La pasión y el mundo
de amistades generados a partir de los títeres se mezclaron
en la vida de Héctor con un trabajo incansable en el
campo de la enseñanza. Contagió su arte a innumerables
titiriteros, por ejemplo el chileno Miguel Oyarzún
del grupo El Chonchón.
Oyarzún había
llegado en 1986 a Córdoba para trabajar "a la
gorra". "Tanto Enrique como Eduardo fueron los que
me abrieron las puertas", contó ayer a este diario
Oyarzún, quien describió al titiritero fallecido
el sábado como "un maestro estupendo". Alguien
con quien se podían compartir risas y "el vinito"
pero "el momento del trabajo era sagrado".

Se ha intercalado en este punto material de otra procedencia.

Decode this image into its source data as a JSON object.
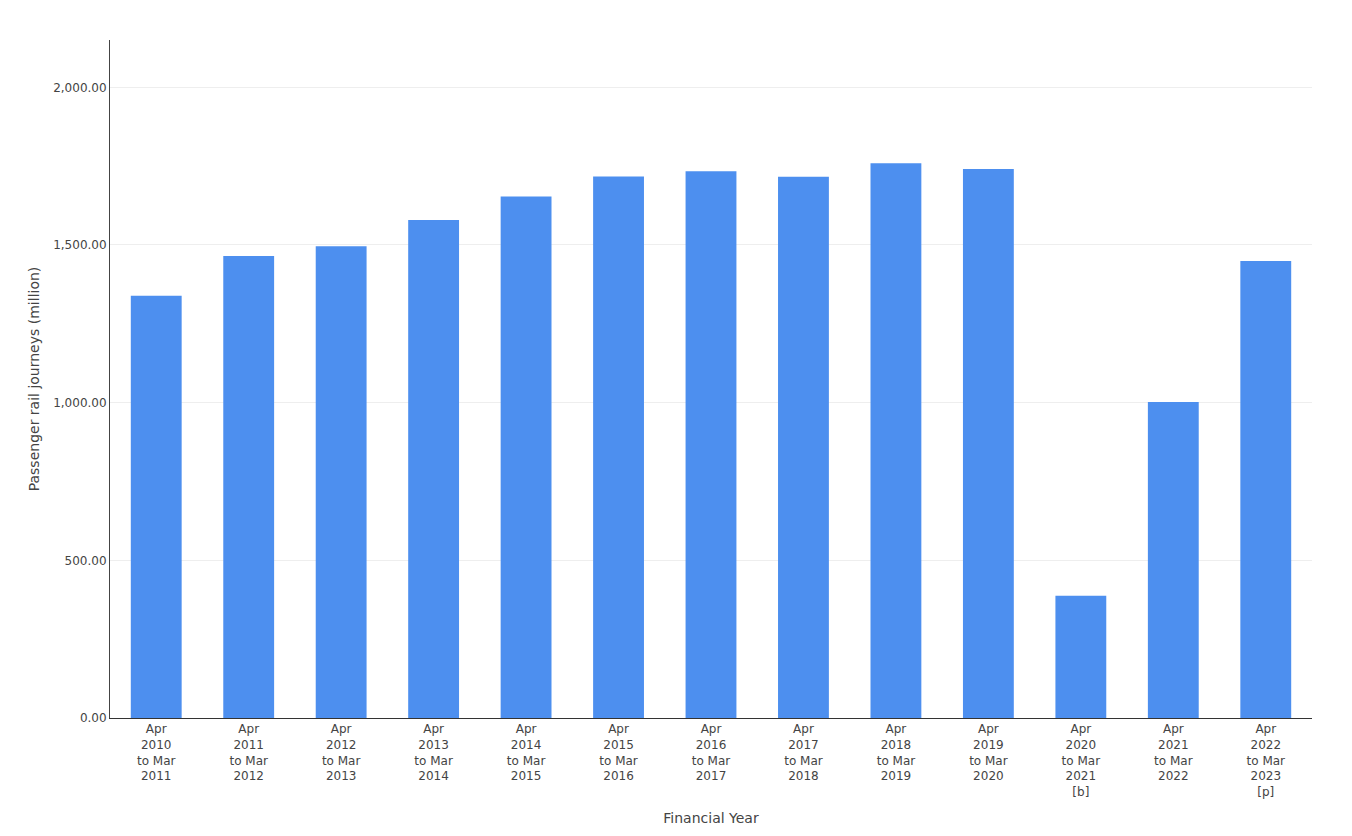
{
  "chart_data": {
    "type": "bar",
    "xlabel": "Financial Year",
    "ylabel": "Passenger rail journeys (million)",
    "categories": [
      "Apr\n2010\nto Mar\n2011",
      "Apr\n2011\nto Mar\n2012",
      "Apr\n2012\nto Mar\n2013",
      "Apr\n2013\nto Mar\n2014",
      "Apr\n2014\nto Mar\n2015",
      "Apr\n2015\nto Mar\n2016",
      "Apr\n2016\nto Mar\n2017",
      "Apr\n2017\nto Mar\n2018",
      "Apr\n2018\nto Mar\n2019",
      "Apr\n2019\nto Mar\n2020",
      "Apr\n2020\nto Mar\n2021\n[b]",
      "Apr\n2021\nto Mar\n2022",
      "Apr\n2022\nto Mar\n2023\n[p]"
    ],
    "values": [
      1339,
      1465,
      1496,
      1579,
      1654,
      1717,
      1734,
      1716,
      1759,
      1741,
      388,
      1002,
      1449
    ],
    "color": "#4d8fef",
    "ylim": [
      0,
      2150
    ],
    "yticks": [
      {
        "value": 0,
        "label": "0.00"
      },
      {
        "value": 500,
        "label": "500.00"
      },
      {
        "value": 1000,
        "label": "1,000.00"
      },
      {
        "value": 1500,
        "label": "1,500.00"
      },
      {
        "value": 2000,
        "label": "2,000.00"
      }
    ],
    "grid": true
  }
}
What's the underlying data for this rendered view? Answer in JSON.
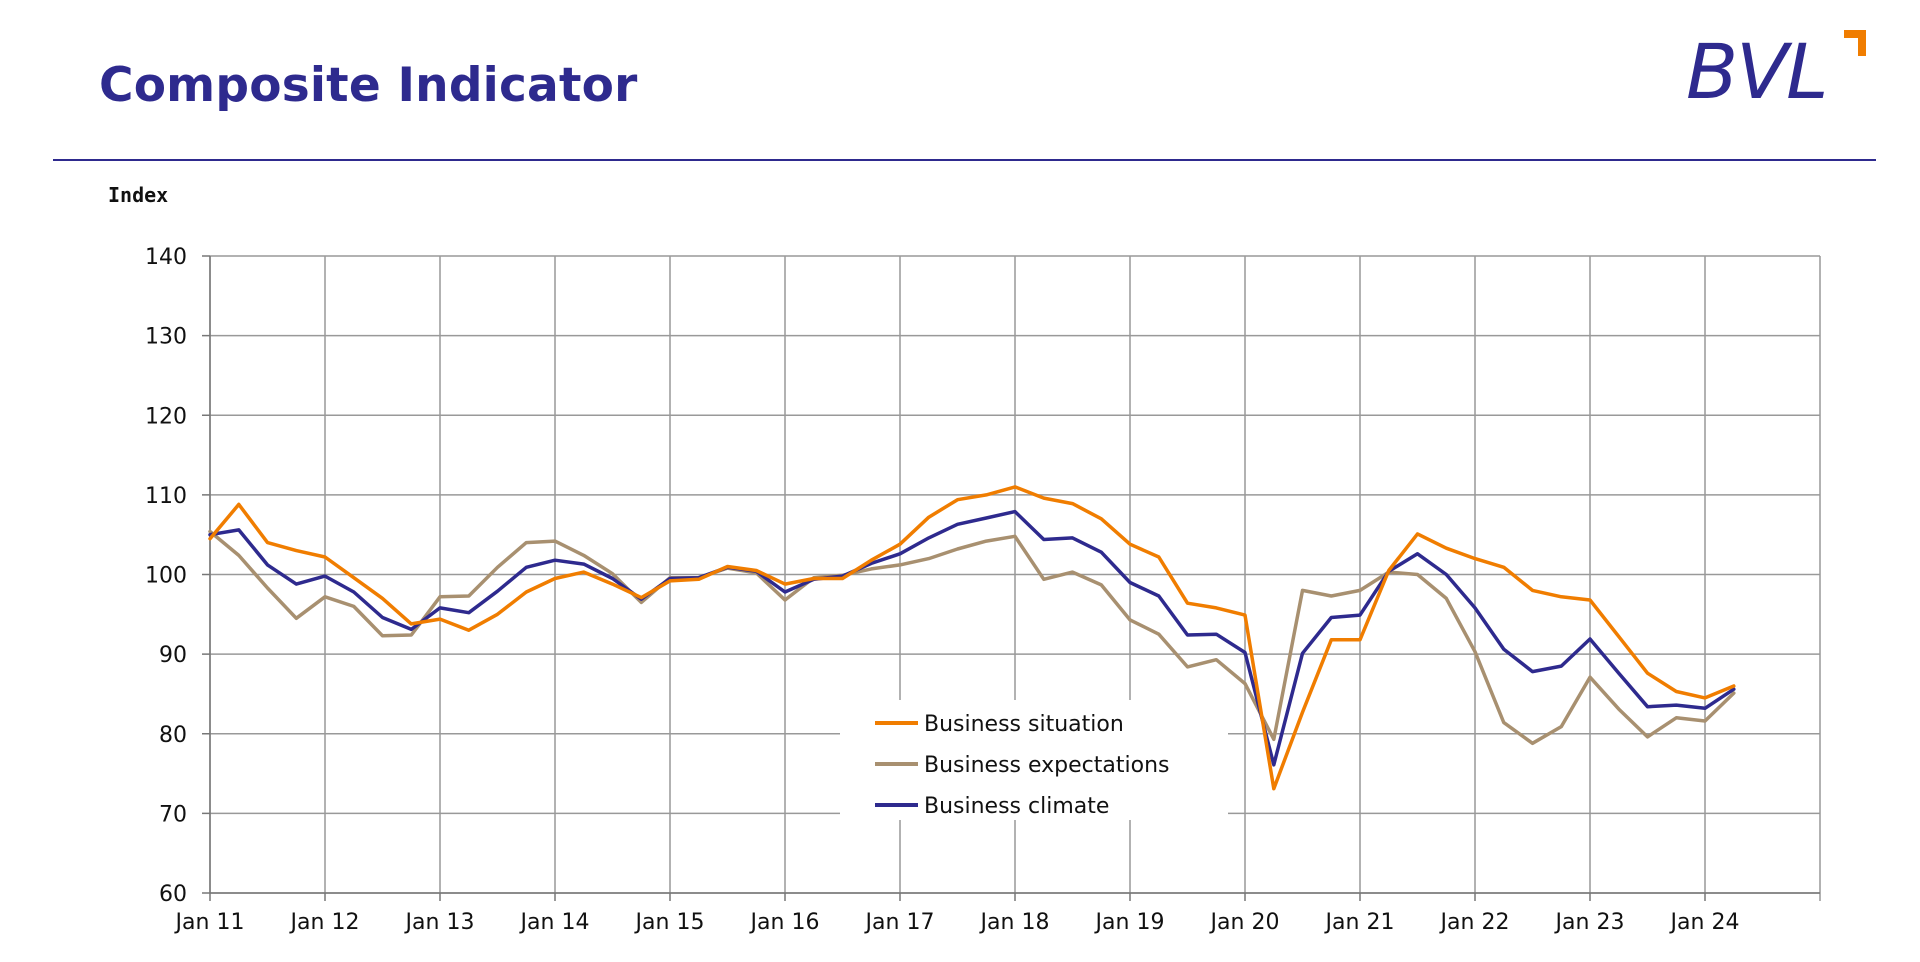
{
  "page": {
    "title": "Composite Indicator",
    "logo_text": "BVL",
    "colors": {
      "brand": "#2e2a8e",
      "accent": "#f07d00"
    }
  },
  "chart_data": {
    "type": "line",
    "title": "Composite Indicator",
    "ylabel": "Index",
    "xlabel": "",
    "ylim": [
      60,
      140
    ],
    "yticks": [
      60,
      70,
      80,
      90,
      100,
      110,
      120,
      130,
      140
    ],
    "x_start": "Jan 11",
    "x_end": "Apr 24",
    "x_step": "quarter",
    "xtick_labels": [
      "Jan 11",
      "Jan 12",
      "Jan 13",
      "Jan 14",
      "Jan 15",
      "Jan 16",
      "Jan 17",
      "Jan 18",
      "Jan 19",
      "Jan 20",
      "Jan 21",
      "Jan 22",
      "Jan 23",
      "Jan 24"
    ],
    "grid": true,
    "legend_position": "bottom-center",
    "series": [
      {
        "name": "Business situation",
        "color": "#f07d00",
        "values": [
          104.5,
          108.8,
          104.0,
          103.0,
          102.2,
          99.6,
          97.0,
          93.8,
          94.4,
          93.0,
          95.0,
          97.8,
          99.5,
          100.3,
          98.8,
          97.1,
          99.2,
          99.4,
          101.0,
          100.5,
          98.8,
          99.5,
          99.5,
          101.8,
          103.8,
          107.2,
          109.4,
          110.0,
          111.0,
          109.6,
          108.9,
          107.0,
          103.8,
          102.2,
          96.4,
          95.8,
          94.9,
          73.1,
          82.7,
          91.8,
          91.8,
          100.5,
          105.1,
          103.3,
          102.0,
          100.9,
          98.0,
          97.2,
          96.8,
          92.2,
          87.6,
          85.3,
          84.5,
          86.0
        ]
      },
      {
        "name": "Business expectations",
        "color": "#a89070",
        "values": [
          105.4,
          102.4,
          98.3,
          94.5,
          97.2,
          96.0,
          92.3,
          92.4,
          97.2,
          97.3,
          100.9,
          104.0,
          104.2,
          102.4,
          100.1,
          96.5,
          99.6,
          99.6,
          100.8,
          100.2,
          96.8,
          99.6,
          99.9,
          100.7,
          101.2,
          102.0,
          103.2,
          104.2,
          104.8,
          99.4,
          100.3,
          98.7,
          94.3,
          92.5,
          88.4,
          89.3,
          86.3,
          79.3,
          98.0,
          97.3,
          98.0,
          100.3,
          100.0,
          97.0,
          90.3,
          81.4,
          78.8,
          80.9,
          87.1,
          83.1,
          79.6,
          82.0,
          81.6,
          85.1
        ]
      },
      {
        "name": "Business climate",
        "color": "#2e2a8e",
        "values": [
          105.0,
          105.6,
          101.2,
          98.8,
          99.8,
          97.8,
          94.6,
          93.1,
          95.8,
          95.2,
          97.9,
          100.9,
          101.8,
          101.3,
          99.5,
          96.9,
          99.5,
          99.6,
          100.9,
          100.4,
          97.8,
          99.4,
          99.8,
          101.4,
          102.6,
          104.6,
          106.3,
          107.1,
          107.9,
          104.4,
          104.6,
          102.8,
          99.0,
          97.3,
          92.4,
          92.5,
          90.2,
          76.1,
          90.1,
          94.6,
          94.9,
          100.4,
          102.6,
          100.0,
          95.8,
          90.6,
          87.8,
          88.5,
          91.9,
          87.6,
          83.4,
          83.6,
          83.2,
          85.6
        ]
      }
    ]
  }
}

Di Mauro fue fundador y el primer
secretario general de la Unión de Marionetistas de
Argentina (Unima), y a lo largo de su extensa carrera fue
un incansable organizador de festivales nacionales e internacionales,
cursos, encuentros y talleres.
Fue también confundador de
la Escuela Experimental de Títeres de la ciudad de
Córdoba, que dio origen al Movimiento Nacional de Escuelas
y Talleres de Títeres. "Tanto mi padre como mi
tío lucharon para que el Estado se hiciera cargo de
educar a los docentes en el trabajo con títeres como
herramienta educativa -señaló Enrique Di Mauro-.
Consiguieron crear las escuelas provinciales de títeres
que hoy siguen funcionando en Misiones, La Pampa, Neuquén
y Tucumán".
En 1991 recibió el Diploma
al Mérito en Pantomima y títeres de la Fundación
Konex, y fue distinguido también con el premio a la
trayectoria del Instituto Nacional del Teatro.
Su influencia se extendió
fuera de las fronteras argentinas y tuvo notable impacto en
España. "Allí lo quieren muchísimo
-cuenta Enrique-. Los Arbolé de Zaragoza, el grupo
más importante de España, dicen que el libro
de mi viejo es la Biblia de los titiriteros.